O Sistema Nacional de Armas, gerenciado pela Polícia Federal, e o Sistema de Gerenciamento Militar de Armas, gerenciado pelo Exército Brasileiro, não compartilham os dados das armas registradas e dos portes de arma com as Polícias Militares e Civis em fluxo contínuo, da mesma maneira que há em relação ao trânsito, e que poderá ser com o Projeto de Lei 5.719/19, apenas policiais civis previamente cadastrados pela PF têm o acesso. Mas além de compartilhar, há a necessidade de registrar com a lógica voltada para a segurança pública enquanto Política de Segurança e enquanto rito de controle da criminalidade. Assim, cada parte das armas seria registrada, inclusive as características únicas que auxiliariam na possibilidade de perícias como, por exemplo, as características das raias no cano que influenciam no exame de balísticas, invertendo o processo de investigação de identificação da arma pelo exame de balística para confrontar as informações.

O compartilhamento das informações sobre a existência de armas registradas no endereço ou de a pessoa a ser abordada influenciaria também nos protocolos de atendimento de ocorrências: a aproximação para intervenção policial teria mais efetividade com mais e melhor informação, o que não houve na aproximação das equipes da PMDF recebidas a tiros por filho de CAC e da PF atingida pelo político Roberto Jefferson.
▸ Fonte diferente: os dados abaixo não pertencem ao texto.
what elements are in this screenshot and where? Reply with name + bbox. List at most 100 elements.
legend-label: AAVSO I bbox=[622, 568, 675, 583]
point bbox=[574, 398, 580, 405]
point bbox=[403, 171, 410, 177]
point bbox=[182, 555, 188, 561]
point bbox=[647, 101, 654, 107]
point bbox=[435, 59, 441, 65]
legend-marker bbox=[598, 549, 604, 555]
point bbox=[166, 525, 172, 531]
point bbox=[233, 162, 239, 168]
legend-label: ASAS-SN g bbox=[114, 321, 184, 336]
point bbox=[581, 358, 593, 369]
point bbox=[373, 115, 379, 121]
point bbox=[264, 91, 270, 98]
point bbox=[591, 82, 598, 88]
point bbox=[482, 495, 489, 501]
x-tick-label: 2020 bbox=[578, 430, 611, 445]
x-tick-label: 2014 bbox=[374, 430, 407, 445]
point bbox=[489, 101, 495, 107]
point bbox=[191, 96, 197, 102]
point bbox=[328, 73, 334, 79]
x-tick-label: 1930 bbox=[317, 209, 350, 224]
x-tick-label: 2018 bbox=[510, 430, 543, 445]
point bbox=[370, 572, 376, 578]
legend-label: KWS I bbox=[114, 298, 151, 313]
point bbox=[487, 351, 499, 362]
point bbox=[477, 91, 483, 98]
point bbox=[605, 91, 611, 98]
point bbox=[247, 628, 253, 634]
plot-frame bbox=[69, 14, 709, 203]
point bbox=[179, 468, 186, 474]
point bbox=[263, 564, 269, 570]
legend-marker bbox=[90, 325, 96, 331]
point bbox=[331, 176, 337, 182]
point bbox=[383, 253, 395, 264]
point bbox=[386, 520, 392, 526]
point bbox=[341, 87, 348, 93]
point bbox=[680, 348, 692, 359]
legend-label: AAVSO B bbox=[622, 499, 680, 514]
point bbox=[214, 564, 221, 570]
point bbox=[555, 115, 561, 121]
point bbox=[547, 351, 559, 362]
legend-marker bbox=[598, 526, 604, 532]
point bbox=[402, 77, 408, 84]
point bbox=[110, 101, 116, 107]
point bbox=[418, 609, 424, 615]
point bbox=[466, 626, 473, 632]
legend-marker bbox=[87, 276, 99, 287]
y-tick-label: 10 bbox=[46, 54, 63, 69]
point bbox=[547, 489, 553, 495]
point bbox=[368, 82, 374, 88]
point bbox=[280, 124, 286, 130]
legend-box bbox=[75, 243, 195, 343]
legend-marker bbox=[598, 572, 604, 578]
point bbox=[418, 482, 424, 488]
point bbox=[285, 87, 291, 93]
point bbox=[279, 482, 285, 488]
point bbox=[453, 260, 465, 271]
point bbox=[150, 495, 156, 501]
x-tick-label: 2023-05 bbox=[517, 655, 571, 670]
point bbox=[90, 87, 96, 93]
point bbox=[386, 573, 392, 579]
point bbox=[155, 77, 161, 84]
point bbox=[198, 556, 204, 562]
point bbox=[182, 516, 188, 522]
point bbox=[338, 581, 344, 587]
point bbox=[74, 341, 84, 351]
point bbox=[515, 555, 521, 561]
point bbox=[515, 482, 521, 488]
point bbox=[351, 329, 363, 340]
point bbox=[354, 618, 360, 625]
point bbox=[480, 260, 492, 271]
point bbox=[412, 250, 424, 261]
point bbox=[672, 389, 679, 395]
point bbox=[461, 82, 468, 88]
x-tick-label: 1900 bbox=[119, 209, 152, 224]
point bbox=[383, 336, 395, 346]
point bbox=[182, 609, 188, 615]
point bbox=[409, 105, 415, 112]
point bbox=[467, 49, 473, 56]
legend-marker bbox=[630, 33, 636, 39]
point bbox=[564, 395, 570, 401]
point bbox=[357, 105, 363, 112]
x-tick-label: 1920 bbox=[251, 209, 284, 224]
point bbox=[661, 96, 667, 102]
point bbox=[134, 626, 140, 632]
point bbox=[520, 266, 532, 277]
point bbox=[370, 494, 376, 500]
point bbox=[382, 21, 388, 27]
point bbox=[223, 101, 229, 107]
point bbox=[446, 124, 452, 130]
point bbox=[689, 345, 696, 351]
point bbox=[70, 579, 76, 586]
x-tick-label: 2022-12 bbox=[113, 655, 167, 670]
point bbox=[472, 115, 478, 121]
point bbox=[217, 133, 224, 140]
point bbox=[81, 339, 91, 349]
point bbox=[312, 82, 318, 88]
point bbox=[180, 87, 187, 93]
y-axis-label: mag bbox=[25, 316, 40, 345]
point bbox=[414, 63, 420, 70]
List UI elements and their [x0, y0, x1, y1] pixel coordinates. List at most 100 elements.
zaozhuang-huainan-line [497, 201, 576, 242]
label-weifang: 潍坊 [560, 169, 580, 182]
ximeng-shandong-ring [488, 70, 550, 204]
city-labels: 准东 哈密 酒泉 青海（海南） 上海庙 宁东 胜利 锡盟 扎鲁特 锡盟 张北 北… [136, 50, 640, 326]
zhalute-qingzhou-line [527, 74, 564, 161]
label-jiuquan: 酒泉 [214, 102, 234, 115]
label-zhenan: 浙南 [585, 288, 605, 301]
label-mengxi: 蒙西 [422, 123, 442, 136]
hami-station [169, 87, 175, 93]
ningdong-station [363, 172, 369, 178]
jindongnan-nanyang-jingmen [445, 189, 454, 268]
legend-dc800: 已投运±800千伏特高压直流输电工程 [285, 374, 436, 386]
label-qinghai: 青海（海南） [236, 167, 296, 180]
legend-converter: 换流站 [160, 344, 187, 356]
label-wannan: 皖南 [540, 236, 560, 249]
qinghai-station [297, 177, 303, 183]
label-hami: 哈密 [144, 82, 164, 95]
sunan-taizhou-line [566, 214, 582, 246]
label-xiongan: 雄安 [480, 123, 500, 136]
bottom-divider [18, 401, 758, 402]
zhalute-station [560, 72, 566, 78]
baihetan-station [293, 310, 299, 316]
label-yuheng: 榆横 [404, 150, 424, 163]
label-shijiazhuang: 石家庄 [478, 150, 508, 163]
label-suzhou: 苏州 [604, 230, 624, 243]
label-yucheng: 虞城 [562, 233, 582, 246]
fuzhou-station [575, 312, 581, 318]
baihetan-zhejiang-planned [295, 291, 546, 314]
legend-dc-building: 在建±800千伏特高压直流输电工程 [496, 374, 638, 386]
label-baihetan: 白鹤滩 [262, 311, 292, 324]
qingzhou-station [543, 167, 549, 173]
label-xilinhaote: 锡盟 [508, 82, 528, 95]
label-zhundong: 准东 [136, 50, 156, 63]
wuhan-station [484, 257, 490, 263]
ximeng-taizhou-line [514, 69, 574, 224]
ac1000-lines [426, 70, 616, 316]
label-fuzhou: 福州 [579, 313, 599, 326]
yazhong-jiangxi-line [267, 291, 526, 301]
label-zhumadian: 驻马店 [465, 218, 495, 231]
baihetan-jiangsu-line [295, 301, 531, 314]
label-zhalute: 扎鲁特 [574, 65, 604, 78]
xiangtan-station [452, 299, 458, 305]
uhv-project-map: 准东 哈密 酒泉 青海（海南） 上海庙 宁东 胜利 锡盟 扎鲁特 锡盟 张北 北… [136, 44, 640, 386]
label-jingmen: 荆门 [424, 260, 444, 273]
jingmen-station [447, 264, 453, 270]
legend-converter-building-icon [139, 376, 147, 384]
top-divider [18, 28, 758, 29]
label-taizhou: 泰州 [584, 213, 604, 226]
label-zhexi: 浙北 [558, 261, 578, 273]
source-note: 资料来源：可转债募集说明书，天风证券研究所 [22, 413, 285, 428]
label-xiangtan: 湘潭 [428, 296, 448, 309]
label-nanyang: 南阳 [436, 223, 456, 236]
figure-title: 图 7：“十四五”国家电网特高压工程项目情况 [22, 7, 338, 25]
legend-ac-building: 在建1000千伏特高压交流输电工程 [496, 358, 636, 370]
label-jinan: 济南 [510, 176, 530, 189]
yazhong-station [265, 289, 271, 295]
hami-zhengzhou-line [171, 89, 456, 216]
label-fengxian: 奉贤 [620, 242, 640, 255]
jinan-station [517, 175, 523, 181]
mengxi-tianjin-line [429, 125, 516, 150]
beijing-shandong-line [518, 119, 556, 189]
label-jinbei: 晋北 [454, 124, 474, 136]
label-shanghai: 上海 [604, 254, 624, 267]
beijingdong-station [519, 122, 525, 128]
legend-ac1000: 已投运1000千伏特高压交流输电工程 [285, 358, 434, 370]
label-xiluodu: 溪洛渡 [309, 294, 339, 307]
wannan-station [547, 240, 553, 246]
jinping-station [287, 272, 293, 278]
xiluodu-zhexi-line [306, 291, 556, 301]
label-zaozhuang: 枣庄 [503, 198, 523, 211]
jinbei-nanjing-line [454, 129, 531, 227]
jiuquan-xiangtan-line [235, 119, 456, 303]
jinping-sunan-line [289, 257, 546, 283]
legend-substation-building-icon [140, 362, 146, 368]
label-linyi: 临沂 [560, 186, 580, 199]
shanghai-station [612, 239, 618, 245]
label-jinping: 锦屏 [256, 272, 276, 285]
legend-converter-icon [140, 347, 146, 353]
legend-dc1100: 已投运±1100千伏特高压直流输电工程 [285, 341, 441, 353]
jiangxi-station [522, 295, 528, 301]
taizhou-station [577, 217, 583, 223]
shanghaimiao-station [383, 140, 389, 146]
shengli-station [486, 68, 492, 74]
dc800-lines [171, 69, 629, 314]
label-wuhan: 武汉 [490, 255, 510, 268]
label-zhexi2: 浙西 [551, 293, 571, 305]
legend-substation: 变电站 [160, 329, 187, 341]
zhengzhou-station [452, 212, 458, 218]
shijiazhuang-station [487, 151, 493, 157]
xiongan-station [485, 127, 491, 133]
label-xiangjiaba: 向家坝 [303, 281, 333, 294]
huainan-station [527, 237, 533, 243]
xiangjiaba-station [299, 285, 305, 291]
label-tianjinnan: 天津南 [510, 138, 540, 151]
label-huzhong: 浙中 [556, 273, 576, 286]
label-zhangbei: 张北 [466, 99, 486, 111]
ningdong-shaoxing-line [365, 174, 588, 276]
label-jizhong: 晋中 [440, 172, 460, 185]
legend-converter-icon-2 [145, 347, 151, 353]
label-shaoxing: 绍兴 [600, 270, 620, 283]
Outro ponto a ser considerado é a centralização do registro em duas instituições nacionais. No sistema de trânsito, o registro e a competência para autorização é local, assim como a possibilidade de suspender ou cancelar a autorização. O controle, por exemplo, dos mais de dois mil clubes de tiros estaria sob responsabilidade da autoridade policial judiciária local. Assim como a responsabilização individual por (in)ações inadequadas ou delituosas.

Além do registro, a lógica do controle do trânsito estabelece um período de autorização e licenciamento. Desta forma, condutores e veículos são submetidos a exames periciais para a continuidade da autorização. Estabelecendo a mesma lógica, os exames psicológicos e testes de habilidades para portar armas teriam um período para renovação, assim como a obrigatoriedade de apresentação das armas para vistoria em determinado período.

Neste sentido, o histórico de pouco controle sobre as armas no Brasil foi construído e os recentes fatos apresentaram uma oportunidade para mudanças e de incorporação de práticas. Como salientamos, não é por falta de recursos e conhecimentos. Há sistemas informatizados, práticas organizacionais, fluxos colaborativos, demandas cotidianas em diferentes agências que podem ser adotadas e que corroborariam para o compartilhamento de informações e responsabilidades. Mas compartilhar responsabilidades é compartilhar também poderes. Além disso, a etapa que falta é a possibilidade de controlar as armas de quem historicamente sofre os menores controles por sua posição econômica e racial. Inclusive a arma deste grupo sofre menos controle que um veículo, mesmo apresentando potencial mais letal e sendo um possível instrumento de ameaças a agentes do Estado, aos poderes constituídos e à democracia.